THE NEAR FUTURE IN AUTOMATION

Suman notes that the most revolutionary gains automation has brought have come in the area that optimises the last mile of supply chain – in particular, advances in GPS technology and route optimisation. And it is in the field of the last mile that he predicts the take-up of one especially exciting new technology: flying cars. 

“One thing I don’t often hear people talking about is flying cars,” he says. “We hear a lot about self-driving cars, and about drones, but not flying cars. But it’s a great solution that will make things very easy to deliver in person in highly congested areas.” 

He notes that experimentation with flying cars is already taking place across the world – more or less leveraging drone technology on a larger scale. 

“These flying cars are somewhere between a helicopter and a car, where you can levitate, and go up as well as horizontal,” he says. “They can carry a lot, and they stop your dependence on roads.” 

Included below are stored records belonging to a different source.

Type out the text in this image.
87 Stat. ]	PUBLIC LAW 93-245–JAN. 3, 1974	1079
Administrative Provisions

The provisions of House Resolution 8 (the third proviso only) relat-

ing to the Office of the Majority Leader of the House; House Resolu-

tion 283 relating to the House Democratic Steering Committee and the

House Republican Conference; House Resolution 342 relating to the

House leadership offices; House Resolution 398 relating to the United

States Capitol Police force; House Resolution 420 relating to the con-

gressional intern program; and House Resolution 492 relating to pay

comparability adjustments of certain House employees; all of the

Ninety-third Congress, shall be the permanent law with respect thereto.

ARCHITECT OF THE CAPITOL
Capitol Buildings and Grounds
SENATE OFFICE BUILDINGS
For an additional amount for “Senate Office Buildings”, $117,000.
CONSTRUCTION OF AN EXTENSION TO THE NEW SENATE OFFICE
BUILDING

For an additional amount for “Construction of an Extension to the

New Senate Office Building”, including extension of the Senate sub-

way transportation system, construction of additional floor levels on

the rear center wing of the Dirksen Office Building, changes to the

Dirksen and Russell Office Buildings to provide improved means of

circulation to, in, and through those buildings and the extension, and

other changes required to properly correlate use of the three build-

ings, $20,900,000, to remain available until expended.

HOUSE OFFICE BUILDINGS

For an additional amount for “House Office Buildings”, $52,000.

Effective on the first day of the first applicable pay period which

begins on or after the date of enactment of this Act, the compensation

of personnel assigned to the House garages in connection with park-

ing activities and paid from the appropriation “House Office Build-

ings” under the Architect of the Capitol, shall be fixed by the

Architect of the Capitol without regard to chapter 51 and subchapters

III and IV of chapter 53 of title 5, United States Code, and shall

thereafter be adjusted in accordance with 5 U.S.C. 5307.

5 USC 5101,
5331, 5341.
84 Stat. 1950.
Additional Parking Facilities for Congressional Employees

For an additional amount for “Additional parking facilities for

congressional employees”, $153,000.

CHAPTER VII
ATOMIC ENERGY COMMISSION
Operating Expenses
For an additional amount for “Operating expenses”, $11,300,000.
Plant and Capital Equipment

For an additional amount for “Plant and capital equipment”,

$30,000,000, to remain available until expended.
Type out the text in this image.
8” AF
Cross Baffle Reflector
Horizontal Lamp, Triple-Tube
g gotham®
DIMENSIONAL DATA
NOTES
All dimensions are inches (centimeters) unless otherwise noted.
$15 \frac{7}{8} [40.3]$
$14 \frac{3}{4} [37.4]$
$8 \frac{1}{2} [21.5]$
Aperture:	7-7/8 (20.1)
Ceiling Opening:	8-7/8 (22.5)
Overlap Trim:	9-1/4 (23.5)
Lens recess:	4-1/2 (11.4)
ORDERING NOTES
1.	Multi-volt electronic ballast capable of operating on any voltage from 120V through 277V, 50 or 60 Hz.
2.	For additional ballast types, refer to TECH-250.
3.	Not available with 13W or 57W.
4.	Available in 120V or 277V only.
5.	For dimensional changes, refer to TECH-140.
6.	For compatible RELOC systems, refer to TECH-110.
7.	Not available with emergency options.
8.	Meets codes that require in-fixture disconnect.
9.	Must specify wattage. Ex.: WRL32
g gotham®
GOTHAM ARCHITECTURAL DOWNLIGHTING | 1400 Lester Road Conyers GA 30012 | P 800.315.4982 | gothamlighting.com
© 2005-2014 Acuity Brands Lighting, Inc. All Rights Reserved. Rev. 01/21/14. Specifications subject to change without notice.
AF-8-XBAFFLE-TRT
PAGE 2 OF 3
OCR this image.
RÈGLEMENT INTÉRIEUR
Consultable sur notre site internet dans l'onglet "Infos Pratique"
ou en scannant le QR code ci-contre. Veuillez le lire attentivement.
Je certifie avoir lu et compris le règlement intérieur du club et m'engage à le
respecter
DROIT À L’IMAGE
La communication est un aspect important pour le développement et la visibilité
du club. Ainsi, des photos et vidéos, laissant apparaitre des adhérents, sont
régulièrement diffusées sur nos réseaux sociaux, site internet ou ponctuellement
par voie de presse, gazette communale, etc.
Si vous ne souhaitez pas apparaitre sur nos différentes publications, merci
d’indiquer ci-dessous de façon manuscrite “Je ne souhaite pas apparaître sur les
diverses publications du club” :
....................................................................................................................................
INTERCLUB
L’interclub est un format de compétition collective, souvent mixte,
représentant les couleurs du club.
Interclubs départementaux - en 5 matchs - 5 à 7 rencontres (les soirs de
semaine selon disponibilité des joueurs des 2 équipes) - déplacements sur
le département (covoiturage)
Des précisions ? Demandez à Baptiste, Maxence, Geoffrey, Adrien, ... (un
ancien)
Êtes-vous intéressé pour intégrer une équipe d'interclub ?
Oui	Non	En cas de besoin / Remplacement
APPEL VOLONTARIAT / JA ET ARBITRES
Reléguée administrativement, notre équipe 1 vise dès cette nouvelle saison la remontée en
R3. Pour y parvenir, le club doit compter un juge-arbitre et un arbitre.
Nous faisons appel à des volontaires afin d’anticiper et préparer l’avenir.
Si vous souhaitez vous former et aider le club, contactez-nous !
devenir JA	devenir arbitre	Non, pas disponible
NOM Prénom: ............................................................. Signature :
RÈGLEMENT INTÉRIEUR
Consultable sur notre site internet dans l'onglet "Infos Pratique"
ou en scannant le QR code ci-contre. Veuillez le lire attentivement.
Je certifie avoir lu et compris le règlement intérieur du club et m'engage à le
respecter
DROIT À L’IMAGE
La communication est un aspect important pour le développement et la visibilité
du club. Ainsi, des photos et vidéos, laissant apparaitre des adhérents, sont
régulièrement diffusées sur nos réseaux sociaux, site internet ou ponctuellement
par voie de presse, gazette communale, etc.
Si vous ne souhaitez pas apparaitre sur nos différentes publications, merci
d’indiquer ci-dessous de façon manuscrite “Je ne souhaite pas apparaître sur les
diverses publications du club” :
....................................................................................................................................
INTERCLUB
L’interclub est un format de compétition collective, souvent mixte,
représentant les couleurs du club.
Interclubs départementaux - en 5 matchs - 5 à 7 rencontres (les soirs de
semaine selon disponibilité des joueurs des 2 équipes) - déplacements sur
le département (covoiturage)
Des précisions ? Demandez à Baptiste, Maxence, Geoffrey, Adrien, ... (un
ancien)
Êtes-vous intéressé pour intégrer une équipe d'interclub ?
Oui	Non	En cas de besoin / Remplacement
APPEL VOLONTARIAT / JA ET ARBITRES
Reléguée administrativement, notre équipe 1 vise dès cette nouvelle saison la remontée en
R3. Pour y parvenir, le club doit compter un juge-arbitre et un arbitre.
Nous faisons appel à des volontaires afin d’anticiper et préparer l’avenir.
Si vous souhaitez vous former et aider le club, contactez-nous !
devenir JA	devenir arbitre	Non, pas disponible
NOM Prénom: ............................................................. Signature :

The primary obstacle facing flying cars will be regulatory challenges across different jurisdictions, but ultimately Suman thinks the technology will win out because their underlying economics make sense. 

“I think the most exciting and rewarding application will be delivery in the last mile to consumers – because they can carry a lot of packages and because you retain the human element, the driver, that can navigate trickier delivery scenarios, like when a person isn’t home. A drone can’t do that.

“We’re a few years out, but the technology is there. The main barrier will be regulatory approval. But once a technology has proven itself, everybody in industry falls in line pretty quickly.”

By contrast, Suman is far less optimistic about the potential of driverless cars. 

“It’s an effienciency play to replace driver with automation,” he says. “There are multiple paths to efficiency – automating a current mode of transportation is just one path. 

“The history of autonomous cars goes back to the early 2000s, especially the work sponsored by DARPA [the United States’ Defense Advanced Research Projects Agency] and done by Google. Google has spent a lot of money on it for a long time and is still struggling to make it commercially viable. The main problem is that the technology you’re using still goes on a road – with every imaginable type of obstacle that roads can throw up.” 

The computing power that is needed to help driverless cars navigate is extreme, and in the supply chain context the only real payoff is saving on labour expense – a delivery driver – while possibly incurring far greater expenses in terms of behind-the-scenes navigational technology and higher cost knowledge-intensive labour. 

“And what happens if the car breaks down?” Suman asks. “And what about the human function of delivering a product into a person’s hands? Or dealing with a more complicated hand-off? Or when a person isn’t home?” 

Suman thinks that the focus on driverless vehicles in supply chain again gives short shrift to what should be the ultimate focus: catering to customer needs. 

“From a customer perspective, with a driverless car you not only have to be home, but you actually have to go out to the car to pick up your groceries or food. How does that help from a customer perspective? That’s always where the question should come from. How is it helping the customer?  The solution is burdening customers with more work and the financial benefits from a customer perspective are questionable. If the customer is not seeing benefits – forget about it. They’re not going to buy it and the road to success is that much more difficult. However, if the customer sees benefits with automation – i.e., it’s effective – then it has a better chance of success.”